“My hardness of heart toward my neighbor’s faults and my readiness to make allowance for my own: O Lord forgive me!”
I drop the whip and rush to him. Blood spurts and splatters on my face as I pull the first nail from his hand. The sickness in me has my cock hard and my tongue slipping out between my lips. I pull his hand to my mouth and lap at his self-inflicted wounds.
“Your fucking sick,” a sweet voice calls from the doorway.
Sunshine.
She steps into the room, walks up to the table, and holds up the knife I put there. The one I used on Lorne and didn’t have time to clean up before Declan pulled his usual shit. “He’s in pain, and instead of helping him, you’re taking advantage.” Her knuckles go white as she holds the handle of the blood-stained knife with a death grip before she slices the inside of her arm and holds it up to me. “Here, you fucking vampire, take it and leave him alone.”
I drop Declan’s hand. His arm falls limp while his other hand is still bound to the cross. His head hangs low, and new lash marks cover his body, blanketing those he’s attained over the years.
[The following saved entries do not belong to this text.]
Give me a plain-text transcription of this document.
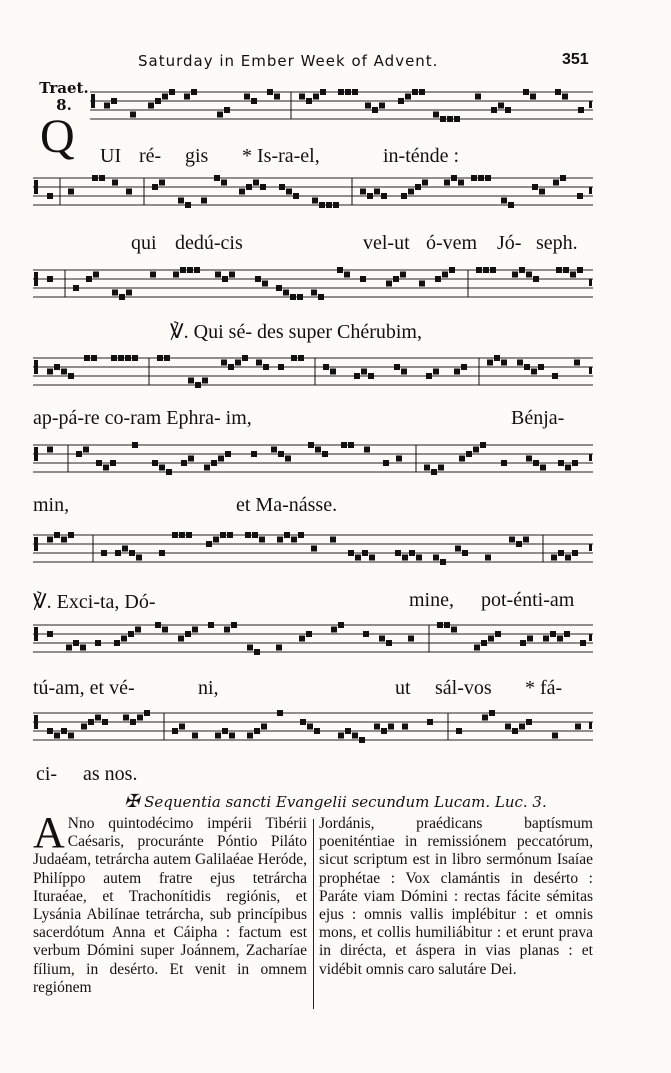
Saturday in Ember Week of Advent.	351
Traet.
8.
Q UI ré- gis * Is-ra-el,	in-ténde :
qui dedú-cis	vel-ut ó-vem Jó- seph.
℣. Qui sé- des super Chérubim,
ap-pá-re co-ram Ephra- im,	Bénja-
min,	et Ma-násse.
℣. Exci-ta, Dó-	mine, pot-énti-am
tú-am, et vé-	ni,	ut sál-vos * fá-
ci- as nos.
✠ Sequentia sancti Evangelii secundum Lucam. Luc. 3.
A Nno quintodécimo impérii Tibérii Caésaris, procuránte Póntio Piláto Judaéam, tetrárcha autem Galilaéae Heróde, Philíppo autem fratre ejus tetrárcha Ituraéae, et Trachonítidis regiónis, et Lysánia Abilínae tetrárcha, sub princípibus sacerdótum Anna et Cáipha : factum est verbum Dómini super Joánnem, Zacharíae fílium, in desérto. Et venit in omnem regiónem
Jordánis, praédicans baptísmum poeniténtiae in remissiónem peccatórum, sicut scriptum est in libro sermónum Isaíae prophétae : Vox clamántis in desérto : Paráte viam Dómini : rectas fácite sémitas ejus : omnis vallis implébitur : et omnis mons, et collis humiliábitur : et erunt prava in dirécta, et áspera in vias planas : et vidébit omnis caro salutáre Dei.
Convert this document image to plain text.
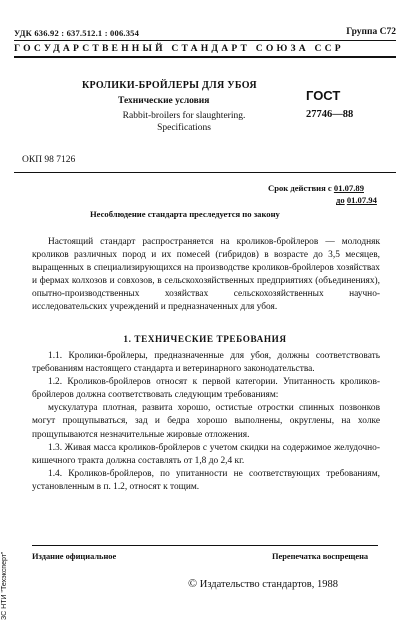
УДК 636.92 : 637.512.1 : 006.354	Группа С72
ГОСУДАРСТВЕННЫЙ СТАНДАРТ СОЮЗА ССР
КРОЛИКИ-БРОЙЛЕРЫ ДЛЯ УБОЯ
Технические условия
Rabbit-broilers for slaughtering.
Specifications
ГОСТ
27746—88
ОКП 98 7126
Срок действия с 01.07.89
до 01.07.94
Несоблюдение стандарта преследуется по закону

Настоящий стандарт распространяется на кроликов-бройлеров — молодняк кроликов различных пород и их помесей (гибридов) в возрасте до 3,5 месяцев, выращенных в специализирующихся на производстве кроликов-бройлеров хозяйствах и фермах колхозов и совхозов, в сельскохозяйственных предприятиях (объединениях), опытно-производственных хозяйствах сельскохозяйственных научно-исследовательских учреждений и предназначенных для убоя.

1. ТЕХНИЧЕСКИЕ ТРЕБОВАНИЯ

1.1. Кролики-бройлеры, предназначенные для убоя, должны соответствовать требованиям настоящего стандарта и ветеринарного законодательства.

1.2. Кроликов-бройлеров относят к первой категории. Упитанность кроликов-бройлеров должна соответствовать следующим требованиям:

мускулатура плотная, развита хорошо, остистые отростки спинных позвонков могут прощупываться, зад и бедра хорошо выполнены, округлены, на холке прощупываются незначительные жировые отложения.

1.3. Живая масса кроликов-бройлеров с учетом скидки на содержимое желудочно-кишечного тракта должна составлять от 1,8 до 2,4 кг.

1.4. Кроликов-бройлеров, по упитанности не соответствующих требованиям, установленным в п. 1.2, относят к тощим.

ЗС НТИ "Техэксперт"	Издание официальное	Перепечатка воспрещена
© Издательство стандартов, 1988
Sunshine steps back with every step I take forward, but she doesn’t make it to the door before I’m on her. My fingers dig into her chin as I tilt her head and peer at her. “You think I’m the one who makes him do this? Think I enjoy beating him until he almost bleeds out? You storm in here with the idiotic notion that I enjoy having to peel his body off that and dig the thorns from his forehead as I tend to his wounds? You stand here assuming I haven’t spent the last ten years desperate for him to find another venue for his demons other than forcing me to do this?”
I slice my hand on the blade as I pull the knife from her grip.
“What are you doing?”
“Taking my knife back.”
She lets go of the handle rapidly, as if it singed her flesh. “You’re insane. What if I tugged it back? You could’ve sliced your hand right off.”
“I’d live.”
Noelle says nothing; she pushes past me and goes to Declan. Her hands fly to the nail, and she turns her head away as she pulls the steel. Her hands fall and she glares at me. “Help me, damn it. Get him off this thing.”
“Why? He’ll just be back there the next time his emotions get too much for him.”
Chapter 23
Declan
“Why do you do this?”
The sweetest voice I’ve ever heard. Eve. I picture Angels sounding like her. Perfect.
“Run, Eve. Run before Pandora’s box gets you. You’re too sweet to be mixed up with us. We’ll ruin you. We will drag you down to hell and diminish all your light.”
Cas growls at me, a warning. “Shut up, you idiot.”
Blood spills from my palm as he pulls out the remaining nail and unties the rope binding my wrists to the cross. The first time he saw me do this, he was upset. Said how I was going to lose my hand because it couldn’t support my body weight. He’s the one who taught me to tie my wrists with the rope. Cas is not what people see. Sure, he’s insane, but when he gives a fuck about you, it’s a force. He probably cares more about me than any other human on this planet, yet he’s the one I treat the worst.
I’m in the in-between. The void that grips me and makes the pain stop. My body floats with pleasure from the unbelievable pain. At some point, a ritual I partook in to show God my dedication turned into something that helped me function in life.
“What’s on his head?” Noelle demands.
Cas scoffs. “A crown of torns. He likes to play up the whole Jesus sacrificial thing.”
Soft hands move along my head. I wince at the stinging pain of the crown slowly being removed. The sting of the thorns being plucked from my flesh makes me shiver.
“Where the heck did you get one of these?”
“He made it. Afterward, Lorne destroyed the rose garden.”
I remember that day. Lorne got so pissed he took the gasoline to the bushes and set the whole thing on fire. I was nineteen. It was after the first time I kissed him. He wouldn’t look at me for weeks. That made the pain so much worse because I didn’t know how to tell him it wasn’t because of him but me. That was the day I decided never to kiss Cas. I would not risk hurting another person I loved again, but that decision hurt him, anyway.
They’re speaking about me, but I’m not here. I’m having an out-of-body experience. I’m floating and watching a movie. It’s not me who’s beaten, battered, and bruised. I’m a vessel. My flesh means nothing.